The nearest town with tourists is about one hour boat ride, depending on the boat, tide and conditions.  Skipper Johnny, with considerable skill navigates a trusty pirogue through the reef passes. Johnny is also a competent guide to the numerous surf spots surrounding the outer reefs suceptible to the winds and large southern tides. Johnny having the only mobile phone is also the central hub for all things weather related. A vital source of information when your entire community relies on the ocean fish and the wind to feed itself. 

 

Before Johnny had his mobile and 3G connection this far South West it was not uncommon for fisherman to go out on the morning offshores and never return. Occasionally the winds can blow strong offshore for 48 hours. With the population of the island growing and the coastal villages seeming the most wealthy, Malagasy fisherman have to sail further offshore to find fish making it just possible to return by sail with the aftenoon onshores.

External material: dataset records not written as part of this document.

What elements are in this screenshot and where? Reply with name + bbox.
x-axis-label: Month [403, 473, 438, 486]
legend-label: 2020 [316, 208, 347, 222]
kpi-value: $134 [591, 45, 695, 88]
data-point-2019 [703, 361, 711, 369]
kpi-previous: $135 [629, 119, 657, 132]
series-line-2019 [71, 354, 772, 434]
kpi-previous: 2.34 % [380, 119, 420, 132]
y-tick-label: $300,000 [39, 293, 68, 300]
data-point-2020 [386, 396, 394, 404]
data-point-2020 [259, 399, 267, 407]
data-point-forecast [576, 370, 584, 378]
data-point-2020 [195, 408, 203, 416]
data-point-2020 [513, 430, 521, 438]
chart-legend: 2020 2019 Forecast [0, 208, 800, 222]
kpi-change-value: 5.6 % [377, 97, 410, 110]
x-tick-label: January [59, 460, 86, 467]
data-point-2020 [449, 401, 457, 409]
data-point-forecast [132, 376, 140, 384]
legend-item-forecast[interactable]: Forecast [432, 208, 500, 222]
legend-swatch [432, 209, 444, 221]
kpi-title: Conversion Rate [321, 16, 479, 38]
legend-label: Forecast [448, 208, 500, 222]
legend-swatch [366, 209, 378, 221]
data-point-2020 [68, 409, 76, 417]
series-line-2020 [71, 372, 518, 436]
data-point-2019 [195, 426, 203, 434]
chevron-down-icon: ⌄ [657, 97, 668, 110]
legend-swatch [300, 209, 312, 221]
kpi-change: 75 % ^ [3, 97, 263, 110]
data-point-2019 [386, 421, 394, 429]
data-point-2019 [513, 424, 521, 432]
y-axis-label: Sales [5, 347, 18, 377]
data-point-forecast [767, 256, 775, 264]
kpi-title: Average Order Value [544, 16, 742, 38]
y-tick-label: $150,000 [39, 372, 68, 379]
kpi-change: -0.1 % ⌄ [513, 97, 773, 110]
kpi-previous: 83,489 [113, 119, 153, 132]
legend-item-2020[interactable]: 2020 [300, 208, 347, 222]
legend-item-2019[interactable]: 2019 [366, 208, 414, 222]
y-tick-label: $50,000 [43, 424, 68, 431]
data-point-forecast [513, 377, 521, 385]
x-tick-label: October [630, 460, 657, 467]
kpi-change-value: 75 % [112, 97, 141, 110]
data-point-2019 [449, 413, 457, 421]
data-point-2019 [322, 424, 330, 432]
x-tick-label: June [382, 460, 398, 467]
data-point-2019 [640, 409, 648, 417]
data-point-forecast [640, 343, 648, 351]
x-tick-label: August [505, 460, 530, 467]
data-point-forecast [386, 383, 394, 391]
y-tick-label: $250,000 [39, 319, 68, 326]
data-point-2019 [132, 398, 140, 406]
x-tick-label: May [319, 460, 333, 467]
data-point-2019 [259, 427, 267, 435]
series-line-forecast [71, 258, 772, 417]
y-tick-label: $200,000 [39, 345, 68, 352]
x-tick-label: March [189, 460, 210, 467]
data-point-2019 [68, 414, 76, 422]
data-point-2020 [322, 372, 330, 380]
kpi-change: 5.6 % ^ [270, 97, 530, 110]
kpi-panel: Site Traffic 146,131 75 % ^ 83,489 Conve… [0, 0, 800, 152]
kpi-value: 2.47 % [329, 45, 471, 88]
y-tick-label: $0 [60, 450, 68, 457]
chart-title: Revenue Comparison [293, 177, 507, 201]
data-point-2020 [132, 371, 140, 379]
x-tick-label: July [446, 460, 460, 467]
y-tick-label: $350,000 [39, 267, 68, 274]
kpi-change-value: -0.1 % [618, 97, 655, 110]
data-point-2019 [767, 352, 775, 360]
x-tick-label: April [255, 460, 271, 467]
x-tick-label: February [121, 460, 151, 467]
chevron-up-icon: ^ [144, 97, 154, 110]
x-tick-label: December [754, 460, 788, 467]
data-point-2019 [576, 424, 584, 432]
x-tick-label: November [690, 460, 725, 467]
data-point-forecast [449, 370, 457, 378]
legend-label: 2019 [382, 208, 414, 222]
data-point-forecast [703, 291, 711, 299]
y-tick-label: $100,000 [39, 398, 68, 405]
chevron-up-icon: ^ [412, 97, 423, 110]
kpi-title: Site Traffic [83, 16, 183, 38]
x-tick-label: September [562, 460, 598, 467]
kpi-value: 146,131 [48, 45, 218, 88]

A simple single internet connection with a weather report saves lives.

SURFING MADAGASCAR 2019

9th July 2019 

 

Just this morning I was reminded how magical surfing can be. I would say I am not the most enthusiastic surfer, not completely jaded but I am easily annoyed by crowds and average surf. I prefer to surf coach and see others enjoy and improve than surf myself. It was not always like this and in my twenties I would of given anything to live on the beach and surf perfect, uncrowded warm water reef waves. 

 

Occasionally, like this morning I experience how spellbinding surfing can be. It does not happen often and now I understand that this is the very reason why I appreciate its momentary perfection all the more. There was literally not a breath of wind, the colour of the ocean more blue with many more blues than I have seen before. I do not understand what made those blues. Everything had been pieced together and today it fit together effortlessly. The swell had just enough size, period and direction to hug, wrap and sometimes warp around the reef. There was nobody else surfing, only me and Mammakele the boat hand. Mammakele and I communicate in whoops and laughter, neither of us speaking a verbal language but communicating and understanding without the need for words. Noises, intonations and laughter were all that we needed. Everytime I would pull off a wave Mammakele would stand, shout and wave both arms in the air and although he does not surf I know that he understands surfing better than most of the “living the dream” surfers that own a surfboard a tee shirt and ride a wave but dont really comprehend it.

 

In three years nearly all the villagers now own a smartphone and its amusing to see the same heads down texting seen globally. Luckily its still common to see the the guys gaze for hours at the horizon looking and seeing things that it would take me a life time to understand.

 

Technology has always a good and bad side. I wrote a previous blog on the village school about how a simple connection and a couple of computers could give children even in the remotest village access to an education. It is a real opportunity to bring equality to human kind. 

 

More recently I have also seen a change in the toys the children make, mini pirogues have been replaced by cars cut from plastic bottles with wheels made from coloured screw caps or mini surfboards carved from wood with pieces of bleached plastic cut for fins.

 

To earn money for the village a local “fishing middleman” comes to buy up the catch. This earns the villages cash in their pocket to buy phone credit, rum, fishing nets, solar panels and slightly ironically cans of tuna. Change is slow here, there is still no outboard engines motoring the pirogues ensuring the fishermans physiques demonstrate a good natural balance between calories consumed and calories burned.

 

The people seem quite happy, always laughing. There is an egalitarian quality to their lives, culturally they seem strong and independent, almost looking at us with amusement starting a generator to make a banana smoothie.